Original paper headline: Save country from recession - invest in and train your teachers

If teachers were ever in any doubt about their worth to the economy, assessment guru Dylan Wiliam has produced some statistics to justify their continued employment in times of recession.

"Raising achievement matters economically," he told a masterclass in formative assessment in North Lanarkshire, run in conjunction with the Tapestry Partnership.

By getting students to stay on at school until the age of 18, the United States estimates teachers create a $210,000 (pound;132,799) benefit per person by making savings for the criminal justice system, improving health outcomes and producing increased economic growth.

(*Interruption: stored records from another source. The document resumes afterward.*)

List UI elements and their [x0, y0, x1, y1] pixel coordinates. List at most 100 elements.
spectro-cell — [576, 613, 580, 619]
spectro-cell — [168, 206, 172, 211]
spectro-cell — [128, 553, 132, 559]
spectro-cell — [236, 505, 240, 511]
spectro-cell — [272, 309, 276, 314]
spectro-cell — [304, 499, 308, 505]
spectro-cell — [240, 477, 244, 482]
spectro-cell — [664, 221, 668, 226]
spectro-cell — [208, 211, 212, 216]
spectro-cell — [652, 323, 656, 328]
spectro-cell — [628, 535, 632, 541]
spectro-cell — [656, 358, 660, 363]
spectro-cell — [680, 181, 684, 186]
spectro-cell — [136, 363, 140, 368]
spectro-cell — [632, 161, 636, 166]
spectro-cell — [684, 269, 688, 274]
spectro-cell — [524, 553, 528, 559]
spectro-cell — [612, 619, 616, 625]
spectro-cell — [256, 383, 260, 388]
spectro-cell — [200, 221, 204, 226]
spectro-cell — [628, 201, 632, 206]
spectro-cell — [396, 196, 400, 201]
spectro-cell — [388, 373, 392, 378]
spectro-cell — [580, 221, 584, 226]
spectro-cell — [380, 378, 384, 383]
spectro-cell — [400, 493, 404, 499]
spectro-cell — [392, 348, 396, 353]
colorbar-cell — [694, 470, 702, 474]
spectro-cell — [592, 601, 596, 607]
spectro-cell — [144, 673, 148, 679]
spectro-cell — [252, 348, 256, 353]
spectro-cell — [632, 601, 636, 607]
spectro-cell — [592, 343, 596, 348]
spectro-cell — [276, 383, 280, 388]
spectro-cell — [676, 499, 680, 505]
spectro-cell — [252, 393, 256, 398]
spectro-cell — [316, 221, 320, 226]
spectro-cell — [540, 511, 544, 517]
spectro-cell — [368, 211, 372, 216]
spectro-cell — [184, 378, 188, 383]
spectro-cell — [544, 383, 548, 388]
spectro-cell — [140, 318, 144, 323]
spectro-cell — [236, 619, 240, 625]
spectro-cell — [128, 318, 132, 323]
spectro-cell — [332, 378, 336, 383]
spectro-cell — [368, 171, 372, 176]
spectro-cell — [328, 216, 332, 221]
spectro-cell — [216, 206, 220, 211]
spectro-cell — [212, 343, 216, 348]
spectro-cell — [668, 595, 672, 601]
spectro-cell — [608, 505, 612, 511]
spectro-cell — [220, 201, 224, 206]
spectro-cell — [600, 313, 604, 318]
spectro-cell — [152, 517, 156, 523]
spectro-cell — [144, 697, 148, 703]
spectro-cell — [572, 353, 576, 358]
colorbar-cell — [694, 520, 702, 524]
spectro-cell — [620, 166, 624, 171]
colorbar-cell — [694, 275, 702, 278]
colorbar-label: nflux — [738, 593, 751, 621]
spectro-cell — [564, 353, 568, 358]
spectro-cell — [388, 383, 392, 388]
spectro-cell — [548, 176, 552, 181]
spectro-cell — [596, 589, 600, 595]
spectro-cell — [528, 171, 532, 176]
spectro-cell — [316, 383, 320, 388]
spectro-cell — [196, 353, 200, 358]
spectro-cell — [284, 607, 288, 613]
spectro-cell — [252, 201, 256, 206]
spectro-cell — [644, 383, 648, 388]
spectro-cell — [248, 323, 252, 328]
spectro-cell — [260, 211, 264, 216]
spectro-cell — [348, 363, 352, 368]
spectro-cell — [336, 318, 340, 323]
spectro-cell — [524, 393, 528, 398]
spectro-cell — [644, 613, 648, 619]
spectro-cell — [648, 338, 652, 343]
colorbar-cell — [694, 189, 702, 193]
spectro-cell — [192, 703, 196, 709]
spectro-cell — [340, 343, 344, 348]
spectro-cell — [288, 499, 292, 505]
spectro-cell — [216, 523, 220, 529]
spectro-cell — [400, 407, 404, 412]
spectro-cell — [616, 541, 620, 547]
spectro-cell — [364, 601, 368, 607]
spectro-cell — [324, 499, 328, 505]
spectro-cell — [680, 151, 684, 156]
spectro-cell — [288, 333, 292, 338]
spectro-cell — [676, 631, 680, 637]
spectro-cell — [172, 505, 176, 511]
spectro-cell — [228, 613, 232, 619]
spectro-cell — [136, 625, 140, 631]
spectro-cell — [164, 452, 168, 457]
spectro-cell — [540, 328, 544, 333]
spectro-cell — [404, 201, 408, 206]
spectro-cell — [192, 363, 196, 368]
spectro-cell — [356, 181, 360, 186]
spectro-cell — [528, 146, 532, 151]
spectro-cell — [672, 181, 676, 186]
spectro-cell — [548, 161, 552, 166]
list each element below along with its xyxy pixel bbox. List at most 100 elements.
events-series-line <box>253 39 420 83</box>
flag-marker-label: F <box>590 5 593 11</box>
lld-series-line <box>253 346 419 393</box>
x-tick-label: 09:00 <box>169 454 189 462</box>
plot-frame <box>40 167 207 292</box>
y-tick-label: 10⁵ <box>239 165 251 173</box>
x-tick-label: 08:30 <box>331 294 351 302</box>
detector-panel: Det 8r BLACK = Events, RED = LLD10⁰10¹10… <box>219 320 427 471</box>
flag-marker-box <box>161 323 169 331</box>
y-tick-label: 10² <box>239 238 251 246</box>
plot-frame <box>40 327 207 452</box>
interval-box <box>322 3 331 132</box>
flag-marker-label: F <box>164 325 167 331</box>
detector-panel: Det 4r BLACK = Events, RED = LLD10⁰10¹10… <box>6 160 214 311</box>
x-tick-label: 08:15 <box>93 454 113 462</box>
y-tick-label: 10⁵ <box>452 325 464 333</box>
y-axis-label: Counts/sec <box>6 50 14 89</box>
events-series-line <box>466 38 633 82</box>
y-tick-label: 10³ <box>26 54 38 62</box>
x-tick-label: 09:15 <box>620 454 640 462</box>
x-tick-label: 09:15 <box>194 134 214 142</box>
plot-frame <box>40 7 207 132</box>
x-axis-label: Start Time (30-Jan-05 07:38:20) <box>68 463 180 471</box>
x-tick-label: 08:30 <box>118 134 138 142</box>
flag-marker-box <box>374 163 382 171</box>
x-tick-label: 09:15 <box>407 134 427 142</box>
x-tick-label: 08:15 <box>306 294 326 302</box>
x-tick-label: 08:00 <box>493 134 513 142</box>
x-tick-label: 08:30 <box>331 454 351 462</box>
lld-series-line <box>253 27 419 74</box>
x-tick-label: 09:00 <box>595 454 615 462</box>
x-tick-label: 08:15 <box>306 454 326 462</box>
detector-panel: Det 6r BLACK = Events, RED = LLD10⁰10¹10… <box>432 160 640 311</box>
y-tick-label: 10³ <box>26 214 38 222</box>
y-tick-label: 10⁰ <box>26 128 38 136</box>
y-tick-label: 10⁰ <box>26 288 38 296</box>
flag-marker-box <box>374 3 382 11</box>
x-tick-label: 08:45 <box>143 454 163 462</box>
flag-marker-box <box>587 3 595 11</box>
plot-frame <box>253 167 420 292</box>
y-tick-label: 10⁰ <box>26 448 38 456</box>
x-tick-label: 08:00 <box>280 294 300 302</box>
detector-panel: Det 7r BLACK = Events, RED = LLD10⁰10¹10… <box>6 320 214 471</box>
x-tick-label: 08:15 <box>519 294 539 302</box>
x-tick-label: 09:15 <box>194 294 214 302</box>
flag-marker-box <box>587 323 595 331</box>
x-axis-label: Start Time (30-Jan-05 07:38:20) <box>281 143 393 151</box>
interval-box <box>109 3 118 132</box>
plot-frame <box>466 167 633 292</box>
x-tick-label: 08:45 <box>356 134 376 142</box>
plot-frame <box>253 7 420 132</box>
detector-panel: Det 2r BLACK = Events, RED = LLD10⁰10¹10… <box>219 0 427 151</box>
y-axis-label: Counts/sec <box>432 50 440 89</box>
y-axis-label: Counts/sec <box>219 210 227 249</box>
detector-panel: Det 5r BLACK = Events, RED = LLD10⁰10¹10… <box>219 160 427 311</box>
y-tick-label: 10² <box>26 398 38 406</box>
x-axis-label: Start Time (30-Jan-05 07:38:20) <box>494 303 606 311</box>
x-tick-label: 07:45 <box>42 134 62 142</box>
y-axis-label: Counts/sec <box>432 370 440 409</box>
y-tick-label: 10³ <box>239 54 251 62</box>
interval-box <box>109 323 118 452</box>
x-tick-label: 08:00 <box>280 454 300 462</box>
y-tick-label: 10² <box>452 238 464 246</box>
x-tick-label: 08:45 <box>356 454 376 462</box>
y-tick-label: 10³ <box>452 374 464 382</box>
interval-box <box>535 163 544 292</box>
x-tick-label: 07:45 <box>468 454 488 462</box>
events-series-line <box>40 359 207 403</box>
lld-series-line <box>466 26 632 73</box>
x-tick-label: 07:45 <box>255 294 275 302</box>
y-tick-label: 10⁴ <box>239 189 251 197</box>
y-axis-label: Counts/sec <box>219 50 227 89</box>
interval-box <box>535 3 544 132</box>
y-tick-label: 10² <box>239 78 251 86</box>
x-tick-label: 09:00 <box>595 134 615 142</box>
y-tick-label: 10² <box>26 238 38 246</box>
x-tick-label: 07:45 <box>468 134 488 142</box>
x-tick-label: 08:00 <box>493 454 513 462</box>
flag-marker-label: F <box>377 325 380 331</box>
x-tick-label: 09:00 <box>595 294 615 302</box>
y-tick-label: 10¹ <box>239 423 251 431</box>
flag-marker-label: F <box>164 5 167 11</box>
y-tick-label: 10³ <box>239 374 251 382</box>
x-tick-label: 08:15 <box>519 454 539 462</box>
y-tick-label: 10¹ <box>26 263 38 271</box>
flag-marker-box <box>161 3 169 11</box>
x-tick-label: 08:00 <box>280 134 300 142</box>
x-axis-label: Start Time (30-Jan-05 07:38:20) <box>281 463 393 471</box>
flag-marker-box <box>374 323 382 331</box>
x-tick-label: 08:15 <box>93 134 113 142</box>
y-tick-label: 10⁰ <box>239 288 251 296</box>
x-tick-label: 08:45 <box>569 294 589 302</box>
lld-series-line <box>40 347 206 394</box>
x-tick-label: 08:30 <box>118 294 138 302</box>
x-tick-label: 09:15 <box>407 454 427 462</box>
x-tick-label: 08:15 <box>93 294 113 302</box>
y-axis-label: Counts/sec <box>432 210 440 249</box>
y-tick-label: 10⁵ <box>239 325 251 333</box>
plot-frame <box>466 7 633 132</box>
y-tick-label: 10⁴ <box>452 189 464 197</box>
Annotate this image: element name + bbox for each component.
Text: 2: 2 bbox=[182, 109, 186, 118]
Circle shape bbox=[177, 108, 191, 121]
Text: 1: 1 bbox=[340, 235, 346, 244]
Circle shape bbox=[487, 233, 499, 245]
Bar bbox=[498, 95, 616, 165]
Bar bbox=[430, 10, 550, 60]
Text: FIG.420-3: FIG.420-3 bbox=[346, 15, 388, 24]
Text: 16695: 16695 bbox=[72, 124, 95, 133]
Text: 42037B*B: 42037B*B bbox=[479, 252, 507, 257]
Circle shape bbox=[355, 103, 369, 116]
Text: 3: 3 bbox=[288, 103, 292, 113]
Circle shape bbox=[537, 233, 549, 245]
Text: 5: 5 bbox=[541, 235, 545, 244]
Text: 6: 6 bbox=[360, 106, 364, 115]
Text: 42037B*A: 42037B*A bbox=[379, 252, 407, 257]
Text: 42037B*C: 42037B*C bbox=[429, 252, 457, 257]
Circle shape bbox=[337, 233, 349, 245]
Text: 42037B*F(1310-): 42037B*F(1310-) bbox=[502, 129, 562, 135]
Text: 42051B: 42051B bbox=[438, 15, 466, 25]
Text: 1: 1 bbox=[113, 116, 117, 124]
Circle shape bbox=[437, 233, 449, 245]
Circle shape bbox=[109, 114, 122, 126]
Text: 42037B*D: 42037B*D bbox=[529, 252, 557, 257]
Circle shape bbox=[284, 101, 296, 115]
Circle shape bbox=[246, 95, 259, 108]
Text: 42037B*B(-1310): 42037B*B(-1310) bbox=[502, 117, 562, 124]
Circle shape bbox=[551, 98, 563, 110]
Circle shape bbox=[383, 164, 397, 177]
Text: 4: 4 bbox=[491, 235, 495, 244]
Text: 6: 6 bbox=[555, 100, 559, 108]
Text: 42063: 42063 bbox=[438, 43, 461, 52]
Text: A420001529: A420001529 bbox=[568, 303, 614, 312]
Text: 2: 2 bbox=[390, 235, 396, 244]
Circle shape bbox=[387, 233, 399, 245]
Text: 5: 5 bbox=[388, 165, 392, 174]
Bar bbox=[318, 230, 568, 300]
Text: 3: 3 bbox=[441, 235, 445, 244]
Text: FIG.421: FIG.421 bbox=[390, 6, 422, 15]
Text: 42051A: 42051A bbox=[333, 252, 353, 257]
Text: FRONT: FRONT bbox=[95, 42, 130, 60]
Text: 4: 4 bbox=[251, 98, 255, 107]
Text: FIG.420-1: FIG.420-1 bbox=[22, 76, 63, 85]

Worldwide, there has been a 14 per cent rise in demand for complex communication skills and an 8 per cent rise in demand for expert thinking and problem-solving. On the other hand, the demand for routine manual skills has fallen by 5 per cent in 20 years. The fastest drop in demand has been for routine cognitive skills - bad news for teachers, says Professor Wiliam, deputy director of the Institute of Education in London, because "we are good at teaching them".

He suggested that, although some routine manual jobs would remain, the UK was likely to see them decline from two million to 600,000, which would be less and less well-paid.

The co-author with Paul Black of one of the seminal books on formative assessment, Inside the Black Box, Professor Wiliam argues that the focus must be on improving learning and teaching in schools if the UK wants to produce better-skilled young people.

Curriculum reform on its own will not make a difference, he told the North Lanarkshire conference, but formative assessment as a vehicle for changing the curriculum would. He added that 93 per cent of the difference between schools had nothing to do with them, but with the difference in intake. Class sizes made very little difference, except in P1-2, and maybe in P3, and setting by ability did not confer any benefits.

"The big factor is the quality of the teacher," he said. "The unions north and south of the border have resisted the idea that teachers are variable in quality. They agree that there are some incompetent teachers and that they should be fired, but argue that the rest are all good."

English teachers were better than maths teachers because there was considerably more competition for a teacher-training place in English; to get a PGCE place in maths in London, all you needed was a maths degree and a pulse - "and some would argue that the second was optional", he added.

It would take too long to get rid of the weakest teachers, so we have to "love the one you are with", improve CPD and raise teacher quality.

Professor Wiliam is working with the Tapestry Partnership in nine local authorities in Scotland to embed formative assessment techniques through Teacher Learning Communities (TLC), which he argues is the most effective method of raising skills levels.